# Slow this weekend



## sharkchum (Feb 10, 2012)

I wasn't planing on surf fishing this weekend, but at the last minuet some friends called and wanted to come down, so we went anyway.
I already knew that the combination of the full moon and light winds would make fishing tough, but sitting on the beach drinking beer still beats working around the house.
Let me explain why I knew the fishing would be bad. Fishing during a full moon can be feast or famine. I've had some epic days fishing a full moon, but I've also been skunked. It's basically like flipping a coin, you win or you lose, this time I lost. If I had my choice of only fishing one weekend out of the month, it would never be during a full moon.The main reason I knew it would be bad is because of the light wind. Light wind means no waves, no waves mean no bars and guts, and when there are no breaking waves to stir up all the little crab, shrimp, and other sea life that the fish feed on, the fish just leave. The same place I fished 2 weeks ago where there was 2' difference between the bar and the gut was a flat waste land. 
We still had fun and caught a few, but it was really slow.


----------



## sharkchum (Feb 10, 2012)

More pics


----------



## sharkchum (Feb 10, 2012)

few more


----------



## Castaway2 (Aug 8, 2013)

*nice report as always*

great report as always... Friday is the day for us, and well be there frequently!!


----------



## hate23putt (Aug 27, 2016)

That doesn't look like a bad haul to me! I will be down there Oct 20th-24th and the forecast is for a last quarter moon. Hopefully the weather will cooperate and we can catch some fish!


----------



## thinshavings (May 11, 2010)

How far out were the reds?
What were you using for bait??


----------



## sharkchum (Feb 10, 2012)

thinshavings said:


> How far out were the reds?
> What were you using for bait??


The bigger ones were on cut mullet and the smaller ones on jumbo shrimp. I was casting where the second gut was suppose to be, but because of the calm conditions the guts were filled in.


----------



## POC Fishin' Gal (Nov 20, 2009)

your idea of really slow and mine are 2 different things! Glad you had a good day.........


----------



## 223AI (May 7, 2012)

On days like that, do you ever work lures for trout?


----------



## sharkchum (Feb 10, 2012)

223AI said:


> On days like that, do you ever work lures for trout?

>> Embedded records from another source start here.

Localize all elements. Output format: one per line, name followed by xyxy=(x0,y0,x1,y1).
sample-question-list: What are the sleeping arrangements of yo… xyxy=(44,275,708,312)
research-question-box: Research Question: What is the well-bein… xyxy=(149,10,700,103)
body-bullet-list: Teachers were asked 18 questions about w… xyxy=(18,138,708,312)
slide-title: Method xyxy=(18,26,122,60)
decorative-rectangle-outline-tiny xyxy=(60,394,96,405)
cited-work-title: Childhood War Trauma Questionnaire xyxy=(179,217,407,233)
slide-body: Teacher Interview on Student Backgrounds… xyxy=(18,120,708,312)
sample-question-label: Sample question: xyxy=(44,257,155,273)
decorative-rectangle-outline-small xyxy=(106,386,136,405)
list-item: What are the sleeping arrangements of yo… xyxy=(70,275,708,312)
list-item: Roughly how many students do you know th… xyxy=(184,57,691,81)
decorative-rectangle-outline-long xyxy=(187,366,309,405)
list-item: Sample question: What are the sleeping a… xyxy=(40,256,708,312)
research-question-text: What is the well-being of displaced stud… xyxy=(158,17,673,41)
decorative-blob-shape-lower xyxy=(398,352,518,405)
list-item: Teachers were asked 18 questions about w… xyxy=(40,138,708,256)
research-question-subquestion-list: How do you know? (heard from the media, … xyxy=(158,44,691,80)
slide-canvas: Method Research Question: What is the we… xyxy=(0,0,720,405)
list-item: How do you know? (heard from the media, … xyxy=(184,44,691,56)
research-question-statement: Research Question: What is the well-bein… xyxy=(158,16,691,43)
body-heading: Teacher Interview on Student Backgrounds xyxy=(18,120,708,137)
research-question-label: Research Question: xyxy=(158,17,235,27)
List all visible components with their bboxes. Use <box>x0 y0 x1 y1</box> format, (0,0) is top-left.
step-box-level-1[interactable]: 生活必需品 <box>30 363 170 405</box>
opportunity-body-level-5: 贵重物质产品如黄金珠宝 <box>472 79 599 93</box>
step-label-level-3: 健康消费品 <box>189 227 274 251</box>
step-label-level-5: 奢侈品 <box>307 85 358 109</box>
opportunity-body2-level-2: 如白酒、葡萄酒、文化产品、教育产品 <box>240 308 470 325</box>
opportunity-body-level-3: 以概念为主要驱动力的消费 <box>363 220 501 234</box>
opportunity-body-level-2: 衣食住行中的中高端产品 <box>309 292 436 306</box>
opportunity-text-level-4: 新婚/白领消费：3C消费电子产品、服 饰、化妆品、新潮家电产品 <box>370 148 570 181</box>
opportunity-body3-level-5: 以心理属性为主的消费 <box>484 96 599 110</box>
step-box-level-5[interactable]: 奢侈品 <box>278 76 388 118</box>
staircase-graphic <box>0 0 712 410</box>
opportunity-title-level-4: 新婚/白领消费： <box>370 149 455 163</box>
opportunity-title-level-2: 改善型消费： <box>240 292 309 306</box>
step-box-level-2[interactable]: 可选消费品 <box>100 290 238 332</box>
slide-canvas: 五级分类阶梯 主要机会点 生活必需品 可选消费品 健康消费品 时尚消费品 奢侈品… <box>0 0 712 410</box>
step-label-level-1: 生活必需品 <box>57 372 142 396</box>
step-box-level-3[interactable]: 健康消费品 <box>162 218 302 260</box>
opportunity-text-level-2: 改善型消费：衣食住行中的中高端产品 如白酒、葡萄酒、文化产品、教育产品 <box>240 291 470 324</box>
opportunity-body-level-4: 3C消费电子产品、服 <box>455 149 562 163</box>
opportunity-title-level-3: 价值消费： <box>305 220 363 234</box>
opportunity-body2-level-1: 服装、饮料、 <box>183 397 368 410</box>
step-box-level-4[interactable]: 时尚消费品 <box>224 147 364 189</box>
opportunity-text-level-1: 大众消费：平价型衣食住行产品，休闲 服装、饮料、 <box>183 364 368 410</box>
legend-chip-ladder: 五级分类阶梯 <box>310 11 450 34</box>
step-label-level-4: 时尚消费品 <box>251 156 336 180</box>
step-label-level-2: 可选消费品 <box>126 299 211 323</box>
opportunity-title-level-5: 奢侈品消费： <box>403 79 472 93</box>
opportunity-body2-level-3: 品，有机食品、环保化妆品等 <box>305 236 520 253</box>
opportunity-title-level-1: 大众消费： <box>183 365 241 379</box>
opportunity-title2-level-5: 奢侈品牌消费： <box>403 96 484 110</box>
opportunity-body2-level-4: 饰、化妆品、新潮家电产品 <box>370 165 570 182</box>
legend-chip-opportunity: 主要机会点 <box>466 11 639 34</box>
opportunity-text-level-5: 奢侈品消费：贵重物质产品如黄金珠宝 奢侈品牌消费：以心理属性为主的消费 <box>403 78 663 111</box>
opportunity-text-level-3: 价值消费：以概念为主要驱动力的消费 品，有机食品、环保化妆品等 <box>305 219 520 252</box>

 I used to before they dropped the limit down to 5, now its not worth my time. Why battle the waves, jellyfish, stingrays, and sharks and cast until my arm hurts just to catch 5 little fish , when I can sit in my chair drinking cold beer and catch huge fish.


----------



## dbarham (Aug 13, 2005)

sharkchum said:


> I used to before they dropped the limit down to 5, now its not worth my time. Why battle the waves, jellyfish, stingrays, and sharks and cast until my arm hurts just to catch 5 little fish , when I can sit in my chair drinking cold beer and catch huge fish.


Lol sounds like a plan there


----------



## peckerwood (Jun 9, 2012)

Slow fishing sure makes for some great beer drinking.


----------



## buton (May 23, 2016)

sharkchum said:


> I used to before they dropped the limit down to 5, now its not worth my time. Why battle the waves, jellyfish, stingrays, and sharks and cast until my arm hurts just to catch 5 little fish , when I can sit in my chair drinking cold beer and catch huge fish.


Lol thats quite some deep thoughts

^^^^AGREEE


----------